9月の失業率は3.5%、4カ月連続で48年ぶりの低水準

(オーストラリア)

シドニー発

2022年10月31日

オーストラリア統計局(ABS)は10月20日、9月の雇用統計を発表し、失業率(季節調整済み)が3.5%だったと明らかにした。前月から横ばいであるものの、失業率は2022年初頭から低水準が続いており、6月以降は4カ月連続で1974年8月以来の最低水準が続いている(2022年8月30日記事2022年10月5日記事参照)。

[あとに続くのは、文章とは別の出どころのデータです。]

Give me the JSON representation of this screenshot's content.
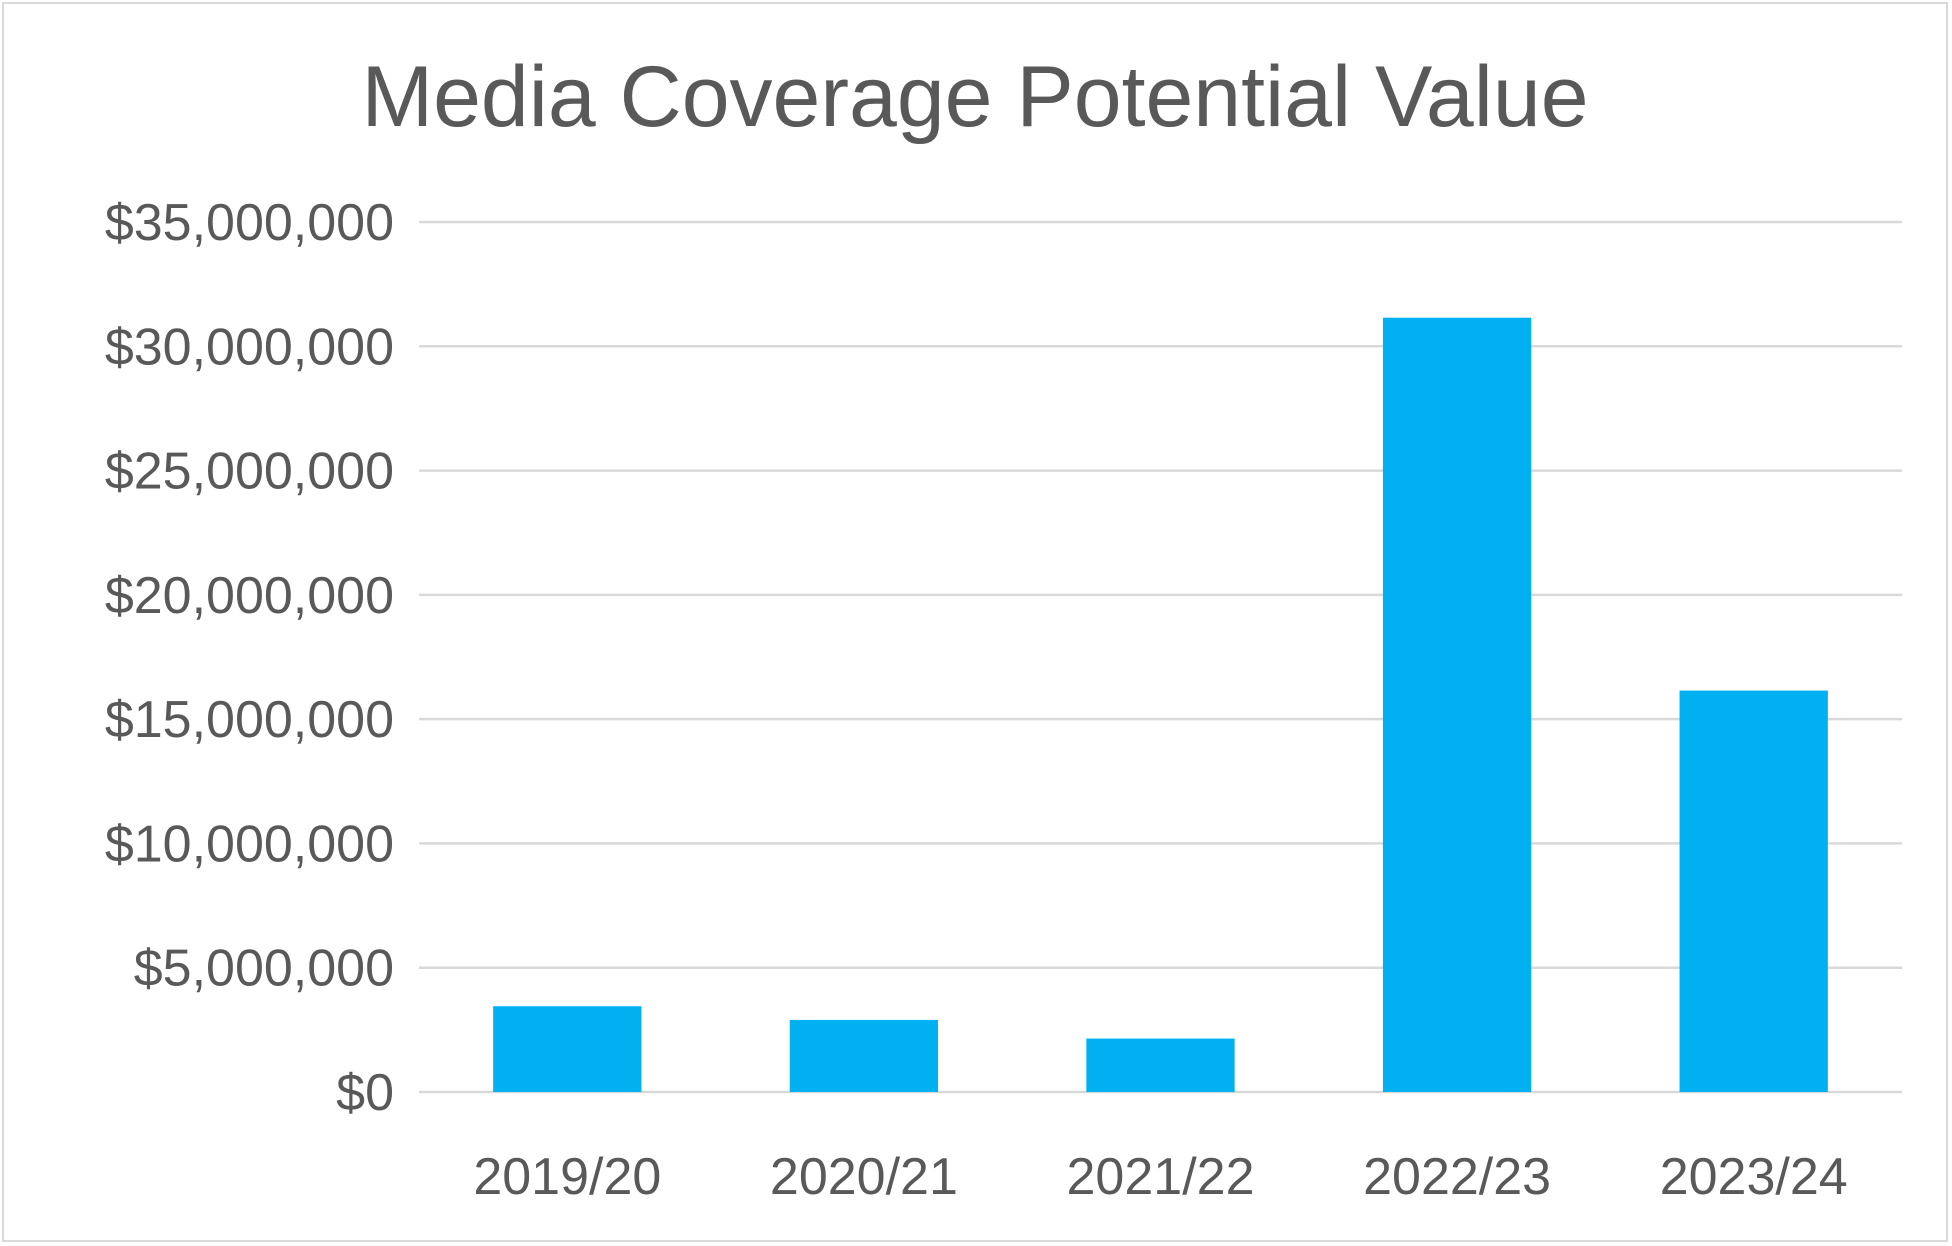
{
  "chart_data": {
    "type": "bar",
    "title": "Media Coverage Potential Value",
    "xlabel": "",
    "ylabel": "",
    "categories": [
      "2019/20",
      "2020/21",
      "2021/22",
      "2022/23",
      "2023/24"
    ],
    "values": [
      3450000,
      2900000,
      2150000,
      31150000,
      16150000
    ],
    "ylim": [
      0,
      35000000
    ],
    "y_ticks": [
      0,
      5000000,
      10000000,
      15000000,
      20000000,
      25000000,
      30000000,
      35000000
    ],
    "y_tick_labels": [
      "$0",
      "$5,000,000",
      "$10,000,000",
      "$15,000,000",
      "$20,000,000",
      "$25,000,000",
      "$30,000,000",
      "$35,000,000"
    ],
    "grid": true,
    "legend": "none",
    "bar_color": "#00B0F0"
  }
}
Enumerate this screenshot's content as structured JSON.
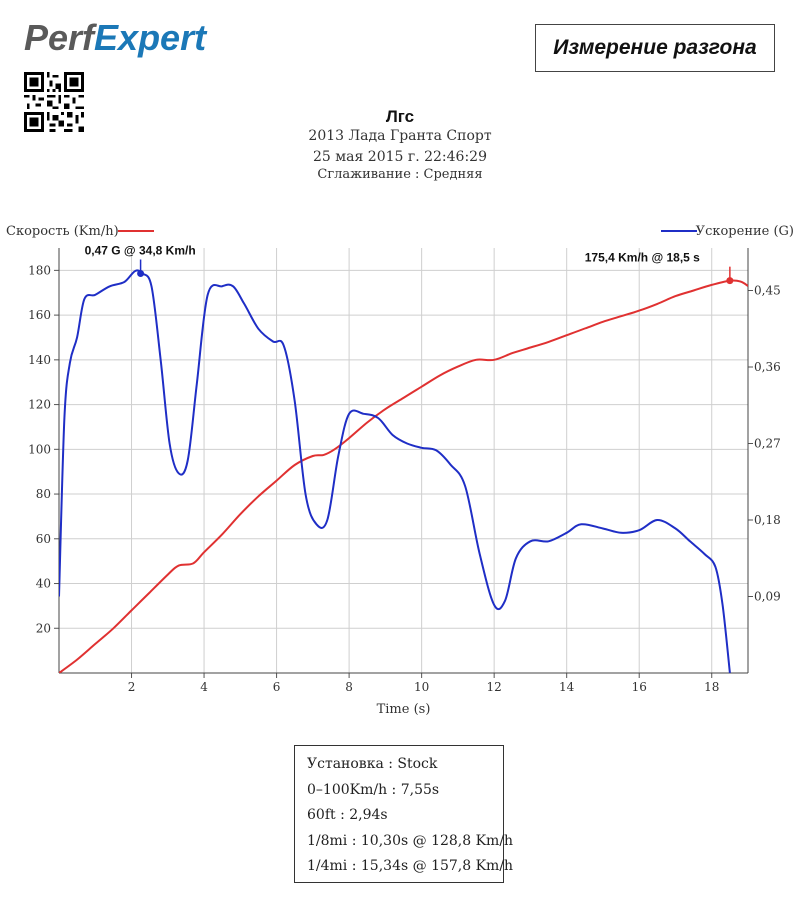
{
  "brand": {
    "logo_text": "PerfExpert",
    "colors": {
      "logo_dark": "#555555",
      "logo_accent": "#1b78b7"
    },
    "qr_icon": "qr-code-icon"
  },
  "header": {
    "box_title": "Измерение разгона",
    "name": "Лгс",
    "car": "2013 Лада Гранта  Спорт",
    "date": "25 мая 2015 г. 22:46:29",
    "smoothing": "Сглаживание : Средняя"
  },
  "chart_data": {
    "type": "line",
    "xlabel": "Time (s)",
    "xlim": [
      0,
      19
    ],
    "xticks": [
      "2",
      "4",
      "6",
      "8",
      "10",
      "12",
      "14",
      "16",
      "18"
    ],
    "left_axis": {
      "label": "Скорость (Km/h)",
      "ylim": [
        0,
        190
      ],
      "ticks": [
        "20",
        "40",
        "60",
        "80",
        "100",
        "120",
        "140",
        "160",
        "180"
      ]
    },
    "right_axis": {
      "label": "Ускорение (G)",
      "ylim": [
        0,
        0.5
      ],
      "ticks": [
        "0,09",
        "0,18",
        "0,27",
        "0,36",
        "0,45"
      ]
    },
    "grid": true,
    "legend": {
      "left": "top-left",
      "right": "top-right"
    },
    "series": [
      {
        "name": "Скорость (Km/h)",
        "axis": "left",
        "color": "#e03131",
        "points": [
          [
            0,
            0
          ],
          [
            0.5,
            6
          ],
          [
            1,
            13
          ],
          [
            1.5,
            20
          ],
          [
            2,
            28
          ],
          [
            2.5,
            36
          ],
          [
            3,
            44
          ],
          [
            3.3,
            48
          ],
          [
            3.7,
            49
          ],
          [
            4,
            54
          ],
          [
            4.5,
            62
          ],
          [
            5,
            71
          ],
          [
            5.5,
            79
          ],
          [
            6,
            86
          ],
          [
            6.5,
            93
          ],
          [
            7,
            97
          ],
          [
            7.3,
            97.5
          ],
          [
            7.6,
            100
          ],
          [
            8,
            105
          ],
          [
            8.5,
            112
          ],
          [
            9,
            118
          ],
          [
            9.5,
            123
          ],
          [
            10,
            128
          ],
          [
            10.5,
            133
          ],
          [
            11,
            137
          ],
          [
            11.5,
            140
          ],
          [
            12,
            140
          ],
          [
            12.5,
            143
          ],
          [
            13,
            145.5
          ],
          [
            13.5,
            148
          ],
          [
            14,
            151
          ],
          [
            14.5,
            154
          ],
          [
            15,
            157
          ],
          [
            15.5,
            159.5
          ],
          [
            16,
            162
          ],
          [
            16.5,
            165
          ],
          [
            17,
            168.5
          ],
          [
            17.5,
            171
          ],
          [
            18,
            173.5
          ],
          [
            18.5,
            175.4
          ],
          [
            18.8,
            175
          ],
          [
            19,
            173
          ]
        ]
      },
      {
        "name": "Ускорение (G)",
        "axis": "right",
        "color": "#1f2ec6",
        "points": [
          [
            0,
            0.09
          ],
          [
            0.15,
            0.3
          ],
          [
            0.3,
            0.365
          ],
          [
            0.5,
            0.395
          ],
          [
            0.7,
            0.44
          ],
          [
            1,
            0.445
          ],
          [
            1.4,
            0.455
          ],
          [
            1.8,
            0.46
          ],
          [
            2.1,
            0.473
          ],
          [
            2.3,
            0.47
          ],
          [
            2.55,
            0.455
          ],
          [
            2.8,
            0.37
          ],
          [
            3.05,
            0.27
          ],
          [
            3.3,
            0.235
          ],
          [
            3.55,
            0.25
          ],
          [
            3.8,
            0.34
          ],
          [
            4.1,
            0.445
          ],
          [
            4.5,
            0.455
          ],
          [
            4.8,
            0.455
          ],
          [
            5.1,
            0.435
          ],
          [
            5.5,
            0.405
          ],
          [
            5.9,
            0.39
          ],
          [
            6.2,
            0.385
          ],
          [
            6.5,
            0.32
          ],
          [
            6.8,
            0.21
          ],
          [
            7.1,
            0.175
          ],
          [
            7.4,
            0.18
          ],
          [
            7.7,
            0.255
          ],
          [
            8,
            0.305
          ],
          [
            8.4,
            0.305
          ],
          [
            8.8,
            0.3
          ],
          [
            9.2,
            0.28
          ],
          [
            9.6,
            0.27
          ],
          [
            10,
            0.265
          ],
          [
            10.4,
            0.262
          ],
          [
            10.8,
            0.245
          ],
          [
            11.2,
            0.22
          ],
          [
            11.6,
            0.14
          ],
          [
            12,
            0.08
          ],
          [
            12.3,
            0.085
          ],
          [
            12.6,
            0.135
          ],
          [
            13,
            0.155
          ],
          [
            13.5,
            0.155
          ],
          [
            14,
            0.165
          ],
          [
            14.4,
            0.175
          ],
          [
            15,
            0.17
          ],
          [
            15.5,
            0.165
          ],
          [
            16,
            0.168
          ],
          [
            16.5,
            0.18
          ],
          [
            17,
            0.17
          ],
          [
            17.4,
            0.155
          ],
          [
            17.8,
            0.14
          ],
          [
            18.1,
            0.125
          ],
          [
            18.3,
            0.08
          ],
          [
            18.5,
            0
          ]
        ]
      }
    ],
    "annotations": [
      {
        "series": 1,
        "x": 2.25,
        "y": 0.47,
        "text": "0,47 G @ 34,8 Km/h"
      },
      {
        "series": 0,
        "x": 18.5,
        "y": 175.4,
        "text": "175,4 Km/h @ 18,5 s"
      }
    ]
  },
  "summary": {
    "lines": [
      "Установка : Stock",
      "0–100Km/h : 7,55s",
      "60ft : 2,94s",
      "1/8mi : 10,30s @ 128,8 Km/h",
      "1/4mi : 15,34s @ 157,8 Km/h"
    ]
  }
}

就業者数は前月比で900人増加し(0.0%増)、1,359万800人となった。フルタイム労働者が1万3,300人増加した一方、パートタイム労働者が1万2,400人減少した。月間総労働時間は、前月比60万時間減少(0.0%減)の18億5,300万時間となり、不完全雇用率は前月(改定値)から横ばいの6.0%となった。また、労働力の未活用率は前月(改定値)から0.1ポイント増加の9.6%となり、横ばいだった。

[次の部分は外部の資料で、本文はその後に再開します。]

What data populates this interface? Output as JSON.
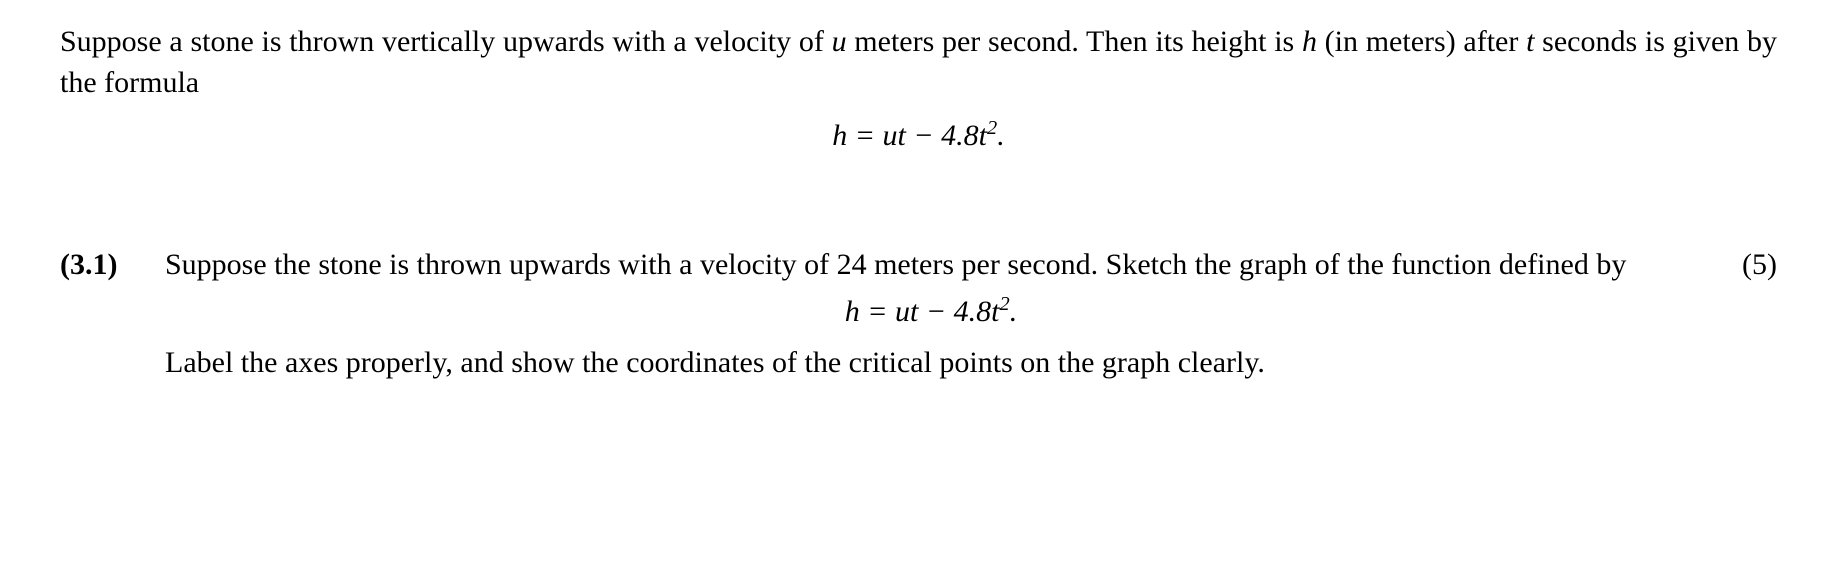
{
  "intro": {
    "prefix": "Suppose a stone is thrown vertically upwards with a velocity of ",
    "var_u": "u",
    "mid1": " meters per second. Then its height is ",
    "var_h": "h",
    "mid2": " (in meters) after ",
    "var_t": "t",
    "suffix": " seconds is given by the formula"
  },
  "formula": {
    "lhs_var": "h",
    "eq": " = ",
    "rhs_ut": "ut",
    "minus": " − 4.8",
    "t_base": "t",
    "t_exp": "2",
    "period": "."
  },
  "question": {
    "number": "(3.1)",
    "marks": "(5)",
    "line1": "Suppose the stone is thrown upwards with a velocity of 24 meters per second.  Sketch the graph of the function defined by",
    "line2": "Label the axes properly, and show the coordinates of the critical points on the graph clearly."
  },
  "style": {
    "font_family": "Times New Roman",
    "font_size_pt": 30,
    "text_color": "#000000",
    "background_color": "#ffffff"
  }
}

失業率を州別にみると、クイーンズランド州(前月比0.5ポイント改善の3.7%)、首都特別地域(0.4ポイント改善の3.1%)、南オーストラリア州(0.3ポイント改善の4.3%)、西オーストラリア州(0.3ポイント改善の3.4%)で改善した。一方で、北部準州(0.5ポイント悪化の4.0%)、タスマニア州(0.4ポイント悪化の4.3%)、ビクトリア州(0.2ポイント悪化の3.5%)、ニューサウスウェールズ州(0.1ポイント悪化の3.3%)では悪化した。

アルバニージー首相は10月20日、パースの民放ラジオ放送局シックス・ピー・アールのインタビューで「失業率が先月と変わらなかったのは良いニュースだ。現在の失業率は歴史的にみても低い値だ。来週発表する政府予算で、さらなるインフレ圧力をかけることなく、生活コストの上昇に対する支援を確実に行う。バランスを取ることは難しい。(昨今)過去数十年間経験したことがないほど最も急激かつ、一貫した金融引き締め政策が世界中の中央銀行により行われた。財政政策、予算政策はこのような状況に沿って実施することが重要だ」と述べ、現在の失業率の低さや近日中に発表を予定していた2022/2023年度政府予算案(注)の方針について言及した。

(注)10月25日にアルバニージー政権が発足して初めての2022/2023年度政府予算案が発表された。